No matter how much we love movies, it's important to remember that the operative word in Show Business is Business.
Movies cost a lot of money to make. A LOT!
And the more characters, extras, scene locations, special effects and so on that your screenplay has, the more expensive it will be to produce.
If you want to have your book turned into a movie, it is often easier to break in with the smaller, independent companies. But one reason they are smaller is that they have access to less money than the big studios do. So anything you can do to lower the cost of making a movie out of your book, the better.
For example, having a lot of locations in your story increases the cost of production. It's very expensive to move around the actors, crew and equipment from place to place. It also increases the number of days necessary for shooting. Many indie companies rent cameras, booms, props, etc. The more days they have to rent them because of moving around, the more expensive the production becomes.

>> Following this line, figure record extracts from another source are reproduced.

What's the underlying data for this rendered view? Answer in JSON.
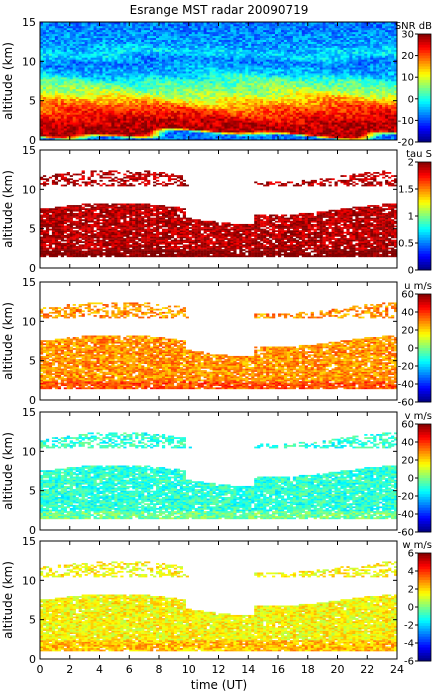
{
  "figure": {
    "title": "Esrange MST radar 20090719",
    "xlabel": "time (UT)"
  },
  "chart_data": [
    {
      "type": "heatmap",
      "name": "snr",
      "ylabel": "altitude (km)",
      "colorbar_label": "SNR dB",
      "colorbar_ticks": [
        "30",
        "20",
        "10",
        "0",
        "-10",
        "-20"
      ],
      "clim": [
        -20,
        30
      ],
      "x_ticks": [
        "0",
        "2",
        "4",
        "6",
        "8",
        "10",
        "12",
        "14",
        "16",
        "18",
        "20",
        "22",
        "24"
      ],
      "y_ticks": [
        "0",
        "5",
        "10",
        "15"
      ],
      "xlim": [
        0,
        24
      ],
      "ylim": [
        0,
        15
      ],
      "profile": [
        {
          "alt": 0.5,
          "value": -8
        },
        {
          "alt": 1.0,
          "value": 28
        },
        {
          "alt": 2.5,
          "value": 26
        },
        {
          "alt": 4.0,
          "value": 20
        },
        {
          "alt": 5.0,
          "value": 14
        },
        {
          "alt": 6.0,
          "value": 7
        },
        {
          "alt": 7.5,
          "value": 2
        },
        {
          "alt": 8.5,
          "value": -4
        },
        {
          "alt": 10.0,
          "value": -8
        },
        {
          "alt": 11.0,
          "value": -2
        },
        {
          "alt": 12.0,
          "value": -6
        },
        {
          "alt": 13.5,
          "value": -7
        },
        {
          "alt": 15.0,
          "value": -8
        }
      ]
    },
    {
      "type": "heatmap",
      "name": "tau",
      "ylabel": "altitude (km)",
      "colorbar_label": "tau S",
      "colorbar_ticks": [
        "2",
        "1.5",
        "1",
        "0.5",
        "0"
      ],
      "clim": [
        0,
        2
      ],
      "x_ticks": [
        "0",
        "2",
        "4",
        "6",
        "8",
        "10",
        "12",
        "14",
        "16",
        "18",
        "20",
        "22",
        "24"
      ],
      "y_ticks": [
        "0",
        "5",
        "10",
        "15"
      ],
      "xlim": [
        0,
        24
      ],
      "ylim": [
        0,
        15
      ],
      "typical_value": 1.9,
      "coverage": [
        {
          "from": 1.5,
          "to": 7.5,
          "density": 0.9
        },
        {
          "from": 10.5,
          "to": 11.7,
          "density": 0.5
        }
      ]
    },
    {
      "type": "heatmap",
      "name": "u",
      "ylabel": "altitude (km)",
      "colorbar_label": "u m/s",
      "colorbar_ticks": [
        "60",
        "40",
        "20",
        "0",
        "-20",
        "-40",
        "-60"
      ],
      "clim": [
        -60,
        60
      ],
      "x_ticks": [
        "0",
        "2",
        "4",
        "6",
        "8",
        "10",
        "12",
        "14",
        "16",
        "18",
        "20",
        "22",
        "24"
      ],
      "y_ticks": [
        "0",
        "5",
        "10",
        "15"
      ],
      "xlim": [
        0,
        24
      ],
      "ylim": [
        0,
        15
      ],
      "typical_value": 28,
      "coverage": [
        {
          "from": 1.5,
          "to": 7.5,
          "density": 0.9
        },
        {
          "from": 10.5,
          "to": 11.7,
          "density": 0.5
        }
      ]
    },
    {
      "type": "heatmap",
      "name": "v",
      "ylabel": "altitude (km)",
      "colorbar_label": "v m/s",
      "colorbar_ticks": [
        "60",
        "40",
        "20",
        "0",
        "-20",
        "-40",
        "-60"
      ],
      "clim": [
        -60,
        60
      ],
      "x_ticks": [
        "0",
        "2",
        "4",
        "6",
        "8",
        "10",
        "12",
        "14",
        "16",
        "18",
        "20",
        "22",
        "24"
      ],
      "y_ticks": [
        "0",
        "5",
        "10",
        "15"
      ],
      "xlim": [
        0,
        24
      ],
      "ylim": [
        0,
        15
      ],
      "typical_value": -10,
      "coverage": [
        {
          "from": 1.5,
          "to": 7.5,
          "density": 0.9
        },
        {
          "from": 10.5,
          "to": 11.7,
          "density": 0.5
        }
      ]
    },
    {
      "type": "heatmap",
      "name": "w",
      "ylabel": "altitude (km)",
      "colorbar_label": "w m/s",
      "colorbar_ticks": [
        "6",
        "4",
        "2",
        "0",
        "-2",
        "-4",
        "-6"
      ],
      "clim": [
        -6,
        6
      ],
      "x_ticks": [
        "0",
        "2",
        "4",
        "6",
        "8",
        "10",
        "12",
        "14",
        "16",
        "18",
        "20",
        "22",
        "24"
      ],
      "y_ticks": [
        "0",
        "5",
        "10",
        "15"
      ],
      "xlim": [
        0,
        24
      ],
      "ylim": [
        0,
        15
      ],
      "typical_value": 1.5,
      "coverage": [
        {
          "from": 1.0,
          "to": 7.5,
          "density": 0.95
        },
        {
          "from": 10.5,
          "to": 11.7,
          "density": 0.5
        }
      ]
    }
  ]
}
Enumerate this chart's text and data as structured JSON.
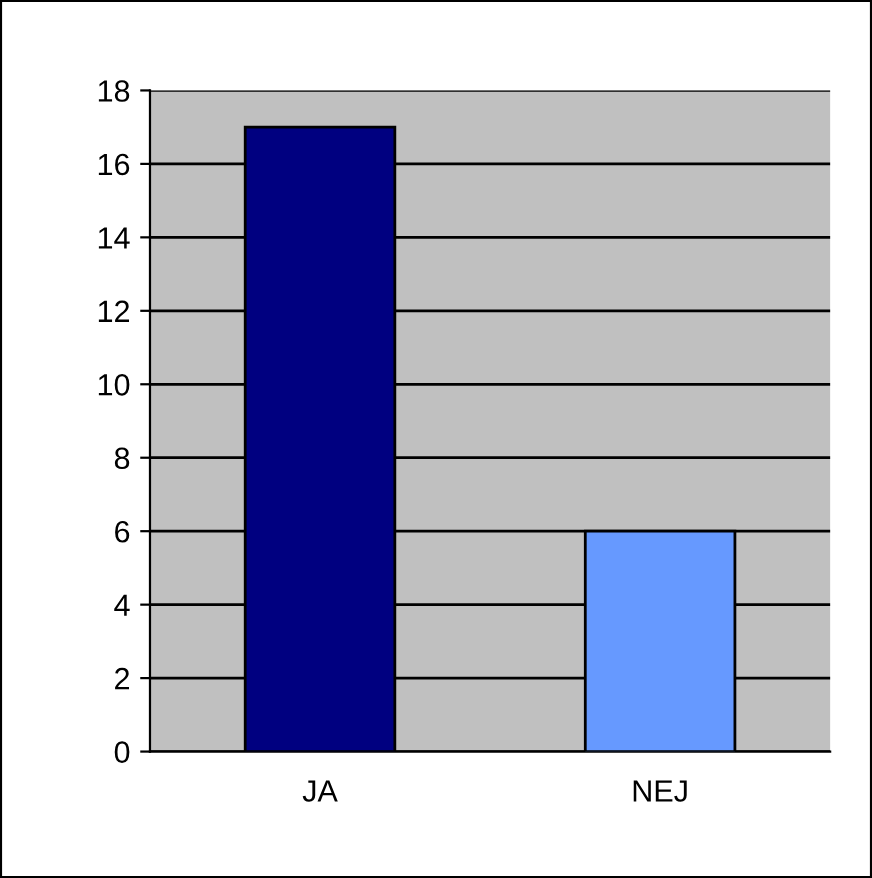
{
  "chart_data": {
    "type": "bar",
    "categories": [
      "JA",
      "NEJ"
    ],
    "values": [
      17,
      6
    ],
    "colors": [
      "#000080",
      "#6699ff"
    ],
    "ylim": [
      0,
      18
    ],
    "yticks": [
      0,
      2,
      4,
      6,
      8,
      10,
      12,
      14,
      16,
      18
    ],
    "grid": "y",
    "legend": false
  }
}
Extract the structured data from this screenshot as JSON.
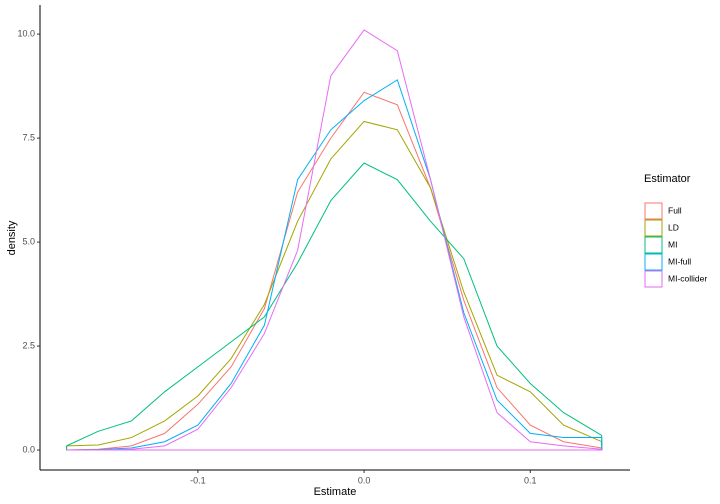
{
  "chart_data": {
    "type": "density",
    "x_label": "Estimate",
    "y_label": "density",
    "legend_title": "Estimator",
    "x": [
      -0.179,
      -0.16,
      -0.14,
      -0.12,
      -0.1,
      -0.08,
      -0.06,
      -0.04,
      -0.02,
      0,
      0.02,
      0.04,
      0.06,
      0.08,
      0.1,
      0.12,
      0.143
    ],
    "series": [
      {
        "name": "Full",
        "color": "#f8766d",
        "values": [
          0.0,
          0.02,
          0.1,
          0.4,
          1.1,
          2.0,
          3.4,
          6.2,
          7.5,
          8.6,
          8.3,
          6.3,
          3.6,
          1.5,
          0.6,
          0.2,
          0.05
        ]
      },
      {
        "name": "LD",
        "color": "#a3a500",
        "values": [
          0.1,
          0.12,
          0.3,
          0.7,
          1.3,
          2.2,
          3.5,
          5.5,
          7.0,
          7.9,
          7.7,
          6.3,
          3.8,
          1.8,
          1.4,
          0.6,
          0.2
        ]
      },
      {
        "name": "MI",
        "color": "#00bf7d",
        "values": [
          0.1,
          0.45,
          0.7,
          1.4,
          2.0,
          2.6,
          3.2,
          4.5,
          6.0,
          6.9,
          6.5,
          5.5,
          4.6,
          2.5,
          1.6,
          0.9,
          0.35
        ]
      },
      {
        "name": "MI-full",
        "color": "#00b0f6",
        "values": [
          0.0,
          0.01,
          0.05,
          0.2,
          0.6,
          1.6,
          3.0,
          6.5,
          7.7,
          8.4,
          8.9,
          6.5,
          3.3,
          1.2,
          0.4,
          0.3,
          0.3
        ]
      },
      {
        "name": "MI-collider",
        "color": "#e76bf3",
        "values": [
          0.0,
          0.0,
          0.02,
          0.1,
          0.5,
          1.5,
          2.8,
          4.8,
          9.0,
          10.1,
          9.6,
          6.5,
          3.2,
          0.9,
          0.2,
          0.1,
          0.02
        ]
      }
    ],
    "xlim": [
      -0.195,
      0.16
    ],
    "ylim": [
      -0.48,
      10.7
    ],
    "xticks": [
      -0.1,
      {
        "value": 0,
        "label": "0.0"
      },
      0.1
    ],
    "yticks": [
      {
        "value": 0,
        "label": "0.0"
      },
      2.5,
      {
        "value": 5,
        "label": "5.0"
      },
      7.5,
      {
        "value": 10,
        "label": "10.0"
      }
    ],
    "grid": false,
    "legend_position": "right"
  }
}
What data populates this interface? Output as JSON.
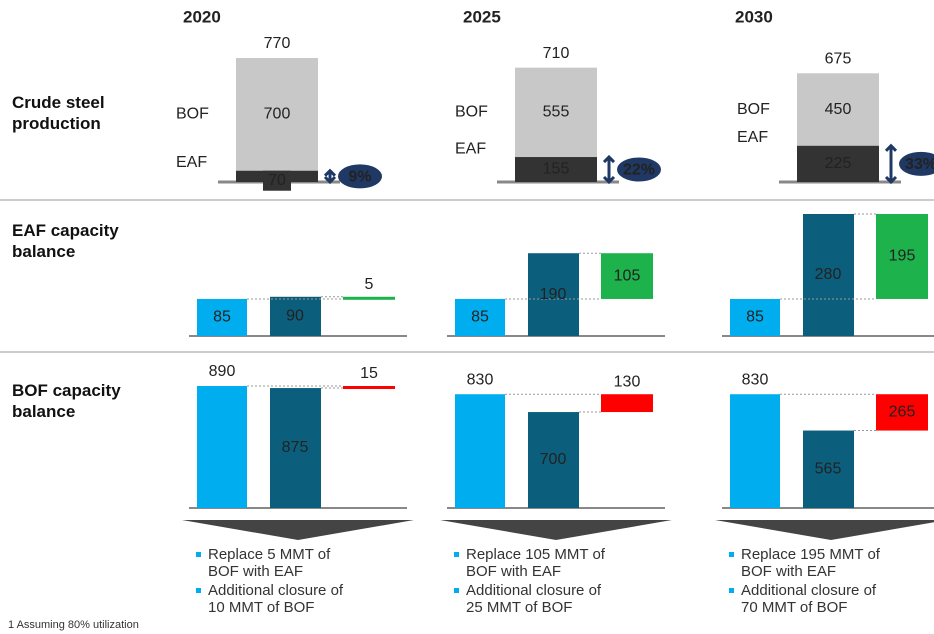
{
  "years": [
    "2020",
    "2025",
    "2030"
  ],
  "row_labels": [
    "Crude steel production",
    "EAF capacity balance",
    "BOF capacity balance"
  ],
  "production": {
    "type": "stacked-bar",
    "bof_label": "BOF",
    "eaf_label": "EAF",
    "total": [
      770,
      710,
      675
    ],
    "bof": [
      700,
      555,
      450
    ],
    "eaf": [
      70,
      155,
      225
    ],
    "eaf_share": [
      9,
      22,
      33
    ],
    "eaf_share_labels": [
      "9%",
      "22%",
      "33%"
    ],
    "bof_color": "#c8c8c8",
    "eaf_color": "#333333",
    "share_color": "#1f3864"
  },
  "eaf_balance": {
    "type": "waterfall",
    "current": [
      85,
      85,
      85
    ],
    "required": [
      90,
      190,
      280
    ],
    "gap": [
      5,
      105,
      195
    ],
    "colors": [
      "#00aeef",
      "#0b5f7c",
      "#1db24b"
    ]
  },
  "bof_balance": {
    "type": "waterfall",
    "current": [
      890,
      830,
      830
    ],
    "required": [
      875,
      700,
      565
    ],
    "gap": [
      15,
      130,
      265
    ],
    "colors": [
      "#00aeef",
      "#0b5f7c",
      "#ff0000"
    ]
  },
  "notes": [
    [
      "Replace 5 MMT of BOF with EAF",
      "Additional closure of 10 MMT of BOF"
    ],
    [
      "Replace 105 MMT of BOF with EAF",
      "Additional closure of 25 MMT of BOF"
    ],
    [
      "Replace 195 MMT of BOF with EAF",
      "Additional closure of 70 MMT of BOF"
    ]
  ],
  "footnote": "1 Assuming 80% utilization"
}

One way to decrease the cost is to reduce number of locations in your screenplay adaptation. For example, if your story has a couple that fights a lot -- in the bedroom, in the kitchen, in the living room, etc., consider having several of those altercations occur in the same location.
Think My Dinner with Andre vs Avatar.
The former had two main characters and if memory serves, a single location.
Now think about Avatar -- huge cast, lots of characters, state-of-the-art special effects, a huge crew and some very ugly monsters. Those monsters don't work for union scale, either. They want top dollar.
So if you're thinking of approaching an indie company with your adaptation, you might want to consider dinner for two.